Another dangerous trend witnessed after Pulwama attack and Balakot airstrike was the spread of graphic images of violence by prominent persons, ordinary citizens, and media outlets to contribute to the prevailing rabble-rousing and rumour-mongering environment (Siyech 2019). Whether deliberate or otherwise, in an election campaign already rife with polarising content, false and misleading social media posts about Pulwama heightened jingoistic nationalism and communal tensions. Muslims and Kashmiris were vilified on social media, and in different parts of the country, Kashmiris were threatened, intimidated, and assaulted. Media investigations revealed that many of these campaigns of abuse were organised through WhatsApp and Facebook groups (Purohit 2019). Yet, another dangerous element was the labelling and trolling of more temperate voices or those who disagreed with the government’s actions as “anti-national.” This followed increasing popularity for the term, particularly among the supporters of the Hindu right wing, to use it to denounce individuals who disagree with their perspectives and brand them as traitors before subjecting them to violent trolling and to other forms of online abuse (Madan 2019).
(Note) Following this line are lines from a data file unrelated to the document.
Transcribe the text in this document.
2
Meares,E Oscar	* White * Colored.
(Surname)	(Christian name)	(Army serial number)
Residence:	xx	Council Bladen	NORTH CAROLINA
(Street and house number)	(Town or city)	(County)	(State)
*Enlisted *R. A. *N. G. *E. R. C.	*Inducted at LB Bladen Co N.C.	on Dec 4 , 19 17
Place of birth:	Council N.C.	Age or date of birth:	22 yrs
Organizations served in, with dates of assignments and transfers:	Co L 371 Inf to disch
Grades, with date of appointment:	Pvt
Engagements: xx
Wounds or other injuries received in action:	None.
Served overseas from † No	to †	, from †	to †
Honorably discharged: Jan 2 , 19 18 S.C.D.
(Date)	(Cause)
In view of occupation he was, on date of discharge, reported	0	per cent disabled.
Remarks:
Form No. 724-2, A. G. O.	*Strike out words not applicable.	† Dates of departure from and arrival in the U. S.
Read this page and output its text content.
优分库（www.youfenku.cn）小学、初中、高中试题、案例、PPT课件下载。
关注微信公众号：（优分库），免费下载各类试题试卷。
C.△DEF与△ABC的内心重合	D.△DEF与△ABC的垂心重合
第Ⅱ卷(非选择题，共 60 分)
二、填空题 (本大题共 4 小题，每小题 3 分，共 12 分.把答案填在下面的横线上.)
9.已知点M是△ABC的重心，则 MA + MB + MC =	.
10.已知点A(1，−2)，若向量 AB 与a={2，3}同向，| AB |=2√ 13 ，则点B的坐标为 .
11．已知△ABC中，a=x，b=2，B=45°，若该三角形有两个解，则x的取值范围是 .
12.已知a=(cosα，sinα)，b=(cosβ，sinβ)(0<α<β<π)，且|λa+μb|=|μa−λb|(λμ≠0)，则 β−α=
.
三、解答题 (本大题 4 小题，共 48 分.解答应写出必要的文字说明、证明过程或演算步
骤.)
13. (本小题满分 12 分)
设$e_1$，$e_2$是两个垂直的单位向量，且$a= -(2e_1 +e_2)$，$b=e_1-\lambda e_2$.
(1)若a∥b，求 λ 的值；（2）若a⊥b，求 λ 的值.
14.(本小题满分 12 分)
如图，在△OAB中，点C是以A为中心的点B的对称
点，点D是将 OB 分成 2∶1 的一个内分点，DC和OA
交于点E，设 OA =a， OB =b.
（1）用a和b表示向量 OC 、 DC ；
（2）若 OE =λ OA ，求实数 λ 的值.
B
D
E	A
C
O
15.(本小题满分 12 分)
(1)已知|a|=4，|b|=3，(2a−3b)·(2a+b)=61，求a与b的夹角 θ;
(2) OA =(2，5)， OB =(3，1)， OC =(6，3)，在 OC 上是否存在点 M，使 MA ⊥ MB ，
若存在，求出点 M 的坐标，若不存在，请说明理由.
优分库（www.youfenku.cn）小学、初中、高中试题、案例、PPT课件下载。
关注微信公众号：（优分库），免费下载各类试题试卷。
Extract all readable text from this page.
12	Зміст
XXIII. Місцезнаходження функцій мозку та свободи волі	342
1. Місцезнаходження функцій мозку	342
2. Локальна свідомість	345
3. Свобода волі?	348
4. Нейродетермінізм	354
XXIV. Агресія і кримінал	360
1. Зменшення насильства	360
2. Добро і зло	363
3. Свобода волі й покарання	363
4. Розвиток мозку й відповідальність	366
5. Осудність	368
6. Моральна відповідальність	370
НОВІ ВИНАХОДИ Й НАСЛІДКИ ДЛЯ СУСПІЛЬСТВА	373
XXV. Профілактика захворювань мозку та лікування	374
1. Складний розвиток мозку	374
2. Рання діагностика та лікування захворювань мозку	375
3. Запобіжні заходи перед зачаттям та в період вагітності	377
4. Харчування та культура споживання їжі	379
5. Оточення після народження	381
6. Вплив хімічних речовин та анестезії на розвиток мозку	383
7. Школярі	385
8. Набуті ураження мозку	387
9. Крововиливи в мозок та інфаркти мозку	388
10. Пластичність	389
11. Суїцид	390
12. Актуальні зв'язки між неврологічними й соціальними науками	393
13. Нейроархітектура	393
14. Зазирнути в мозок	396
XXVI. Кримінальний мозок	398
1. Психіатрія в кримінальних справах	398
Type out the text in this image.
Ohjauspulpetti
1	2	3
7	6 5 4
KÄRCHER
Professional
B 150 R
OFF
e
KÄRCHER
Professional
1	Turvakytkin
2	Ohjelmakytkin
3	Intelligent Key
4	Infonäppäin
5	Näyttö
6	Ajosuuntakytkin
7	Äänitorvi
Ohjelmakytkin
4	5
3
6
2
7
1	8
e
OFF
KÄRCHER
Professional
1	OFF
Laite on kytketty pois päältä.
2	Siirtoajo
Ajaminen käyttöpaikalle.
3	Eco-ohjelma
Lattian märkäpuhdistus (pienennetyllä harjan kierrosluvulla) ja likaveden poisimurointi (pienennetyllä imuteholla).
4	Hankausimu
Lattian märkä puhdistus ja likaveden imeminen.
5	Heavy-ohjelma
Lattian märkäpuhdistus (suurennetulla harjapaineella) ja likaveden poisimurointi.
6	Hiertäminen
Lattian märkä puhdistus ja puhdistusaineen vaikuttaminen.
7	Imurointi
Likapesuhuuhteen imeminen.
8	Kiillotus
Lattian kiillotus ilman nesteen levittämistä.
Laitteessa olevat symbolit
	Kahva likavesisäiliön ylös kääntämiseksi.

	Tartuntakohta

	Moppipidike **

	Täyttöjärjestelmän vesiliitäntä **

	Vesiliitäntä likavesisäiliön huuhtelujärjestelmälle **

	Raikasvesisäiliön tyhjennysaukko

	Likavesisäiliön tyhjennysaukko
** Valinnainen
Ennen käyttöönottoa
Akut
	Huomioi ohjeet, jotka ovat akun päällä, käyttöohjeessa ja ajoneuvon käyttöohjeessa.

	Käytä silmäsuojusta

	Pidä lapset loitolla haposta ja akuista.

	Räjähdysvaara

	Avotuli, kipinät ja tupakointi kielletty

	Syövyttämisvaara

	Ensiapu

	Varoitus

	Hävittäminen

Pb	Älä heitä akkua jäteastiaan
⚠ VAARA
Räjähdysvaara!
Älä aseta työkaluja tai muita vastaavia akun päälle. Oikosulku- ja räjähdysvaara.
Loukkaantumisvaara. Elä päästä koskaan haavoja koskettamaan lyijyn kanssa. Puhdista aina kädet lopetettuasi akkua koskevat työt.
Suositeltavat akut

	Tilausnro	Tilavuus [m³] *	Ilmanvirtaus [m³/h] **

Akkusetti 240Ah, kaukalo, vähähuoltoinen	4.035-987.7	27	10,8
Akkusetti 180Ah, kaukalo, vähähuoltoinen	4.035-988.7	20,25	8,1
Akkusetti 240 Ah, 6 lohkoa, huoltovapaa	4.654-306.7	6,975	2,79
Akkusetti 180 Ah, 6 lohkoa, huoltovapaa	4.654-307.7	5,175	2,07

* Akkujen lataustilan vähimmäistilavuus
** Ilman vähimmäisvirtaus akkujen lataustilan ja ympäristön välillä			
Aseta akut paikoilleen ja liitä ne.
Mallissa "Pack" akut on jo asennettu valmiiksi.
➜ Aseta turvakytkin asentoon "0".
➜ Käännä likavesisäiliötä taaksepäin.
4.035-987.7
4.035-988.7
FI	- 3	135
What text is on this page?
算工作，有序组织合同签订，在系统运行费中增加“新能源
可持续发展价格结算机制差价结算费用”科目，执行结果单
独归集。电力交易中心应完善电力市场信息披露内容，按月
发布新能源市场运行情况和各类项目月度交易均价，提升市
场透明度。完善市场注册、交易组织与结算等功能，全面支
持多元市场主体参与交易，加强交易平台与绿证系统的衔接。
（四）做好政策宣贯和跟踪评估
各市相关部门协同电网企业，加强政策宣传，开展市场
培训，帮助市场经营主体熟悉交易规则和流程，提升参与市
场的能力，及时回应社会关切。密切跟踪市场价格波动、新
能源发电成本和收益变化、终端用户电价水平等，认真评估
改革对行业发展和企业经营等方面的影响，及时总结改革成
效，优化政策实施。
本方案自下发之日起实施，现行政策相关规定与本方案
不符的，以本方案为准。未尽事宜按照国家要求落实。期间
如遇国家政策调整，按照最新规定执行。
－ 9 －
The rumours and fake news that swirled around Pulwama/Balakot fall into a category of wedge-driving rumours that can have a long-lasting effect on the society, with the propensity to fuel social instability (Siyech 2019). In line with such fears, the no-holds-barred approach on social media produced unrestrained rhetoric that targeted minorities while influencing the government’s stand on foreign policy and national security issues—a practice that does not bode well for the democratic and ethical potential of social media in India.
Need for Caution
The advent of social media has changed how politics is being organised and conducted, as well as the nature of political communication in India. On the one hand, social media has allowed for the democratisation of politics and re-energised the political landscape. On the other, several ethical dilemmas arise with the involvement of political actors in the non-ethical uses of social media, compounded by the proliferation of social media among a largely digitally illiterate population. Particularly in the area of national security, political actors will have to weigh the political advantages against the very real security and human costs that would accrue from prolonged non-ethical uses of social media. The example of Pulwama/Balakot clearly indicates that unethical political communication via social media channels is not an issue that should be studied or tackled in isolation.
Sri Lanka provides a cautionary tale as to how divisiveness and hatred, propagated by political and religious leaders without impunity in cyberspace, can erode social cohesion and become a national security threat. In 2018, and yet again, in April 2019, after the Easter suicide bombings, the surge in fake news and hate speech exacerbated existing societal fault lines, resulting in deadly communal conflicts and riots. Given the serious implications of unethical political communication, political actors need to introspect further and focus on bringing back ethics to the table. As routinized unethical political communication has grave implications for politics as well as for social resilience and national security, the issue needs to be tackled on a war footing and through a multi-stakeholder approach. Political parties have a key role to play by reining in their proxies and supporters, and working with coalitions comprising of fact-checkers, civil society organizations, academia, think tanks, etc, to put ethical communication principles into practice in a social-media age.